Quand avez-vous découvert Notre-Dame pour la première fois ? J’ai découvert Notre-Dame en 1961, à l’âge de 19 ans. Je me rendais en Italie en voiture avec deux amis de Cambridge et nous nous sommes arrêtés à Paris. Même à cette époque je ne pouvais pas m’empêcher de photographier l’une de ses merveilleuses rosaces ! Les années se sont écoulées, et pour autant lorsque je me rends à Paris, Notre-Dame reste une étape essentielle pour moi.
Qu’avez-vous ressenti lorsque vous l’avez découverte et que représente-t-elle à vos yeux ? Mon affection pour Notre-Dame s’est agrandie au fil des années. Dans les années 1960 et 1970 la cathédrale était presque vide, surtout durant les mois d’hiver : c’était alors possible de se poser à l’intérieur, absorber les détails et vivre une expérience spirituelle très particulière, le réconfort entier de l’édifice.
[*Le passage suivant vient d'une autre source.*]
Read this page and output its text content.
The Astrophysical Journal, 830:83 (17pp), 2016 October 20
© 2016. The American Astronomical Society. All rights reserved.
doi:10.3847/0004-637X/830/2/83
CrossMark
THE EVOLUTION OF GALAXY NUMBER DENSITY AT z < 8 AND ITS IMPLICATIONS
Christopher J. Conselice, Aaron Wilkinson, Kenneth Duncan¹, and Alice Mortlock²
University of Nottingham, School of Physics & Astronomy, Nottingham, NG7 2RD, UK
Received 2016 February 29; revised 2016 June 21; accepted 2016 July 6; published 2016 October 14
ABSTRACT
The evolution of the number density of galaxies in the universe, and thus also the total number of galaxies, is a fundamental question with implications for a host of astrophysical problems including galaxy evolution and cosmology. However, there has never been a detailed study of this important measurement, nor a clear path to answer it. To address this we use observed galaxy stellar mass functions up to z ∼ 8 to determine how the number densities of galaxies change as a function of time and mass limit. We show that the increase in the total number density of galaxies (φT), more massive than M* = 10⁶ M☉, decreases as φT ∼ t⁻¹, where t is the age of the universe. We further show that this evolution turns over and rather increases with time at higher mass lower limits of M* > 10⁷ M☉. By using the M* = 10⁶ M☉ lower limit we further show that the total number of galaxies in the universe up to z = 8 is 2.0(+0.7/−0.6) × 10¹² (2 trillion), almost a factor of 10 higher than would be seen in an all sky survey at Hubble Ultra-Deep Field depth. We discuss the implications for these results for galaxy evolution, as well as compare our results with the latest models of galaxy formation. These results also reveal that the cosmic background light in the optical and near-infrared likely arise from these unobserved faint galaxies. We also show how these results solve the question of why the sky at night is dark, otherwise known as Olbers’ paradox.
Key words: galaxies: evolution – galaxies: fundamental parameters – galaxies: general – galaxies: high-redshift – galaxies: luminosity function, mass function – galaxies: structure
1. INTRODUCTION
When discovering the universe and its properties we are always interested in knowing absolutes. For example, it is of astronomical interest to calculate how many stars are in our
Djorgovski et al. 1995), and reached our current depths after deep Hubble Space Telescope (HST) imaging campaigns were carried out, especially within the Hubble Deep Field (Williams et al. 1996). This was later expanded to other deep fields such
Il n’est pas nécessaire d’être religieux pour vivre ce type d’expérience. De nombreuses personnes d’horizons différents ont le sentiment étrange d’être “à la maison” lorsqu’elles se trouvent à Notre-Dame. Nous avons pu le constater lors de l’incendie en avril 2019, lorsque des Parisiens d’origines tout à fait diverses se sont exprimés à son sujet. Pour moi le plus émouvant sont les rosaces extraordinaires et l’orgue magnifique, lorsque la musique grimpe vers les voûtes…
Dans les années 1960 et 1970 la cathédrale était presque vide, surtout durant les mois d’hiver : c’était alors possible de se poser à l’intérieur, absorber les détails et vivre une expérience spirituelle très particulière, le réconfort entier de l’édifice.
Comment est né votre intérêt pour l’architecture médiévale et qu’est-ce qu’elle vous a apporté ? C’est à la Cathédrale de Chartres, en 1974, que j’ai été frappé par la magnificence de l’architecture gothique. J’étais en train d’observer la rosace située au nord de l’édifice, qui semblait être en rotation en raison de sa géométrie subtile, et je me suis retrouvé en pleurs. Je savais alors que les cathédrales gothiques et le vitrail en particulier joueraient un rôle important dans ma vie. Presque cinquante ans et quatre ouvrages plus tard, je continue de photographier les vitraux et d’autres aspects de l’architecture.
Combien de cathédrales et d’églises avez-vous photographié, et depuis combien d’années ? Je n’ai jamais vraiment compté, mais j’ai répertorié sur mon site internet près de 600 édifices dans lesquels j’ai réalisé des photos de vitraux et encore 200 où j’ai photographié des détails de l’architecture – les murs, les mosaïques, les statues, les sculptures, etc… J’ai démarré ce travail en 1974, et lorsque la photographie digitale est arrivée, cela a été beaucoup plus facile à réaliser et économique ! J’en ai donc profité. C’est une expérience fabuleuse qui me nourrit et qui dure toujours. Elle m’a aussi permis de découvrir des endroits, où je ne serais jamais allé !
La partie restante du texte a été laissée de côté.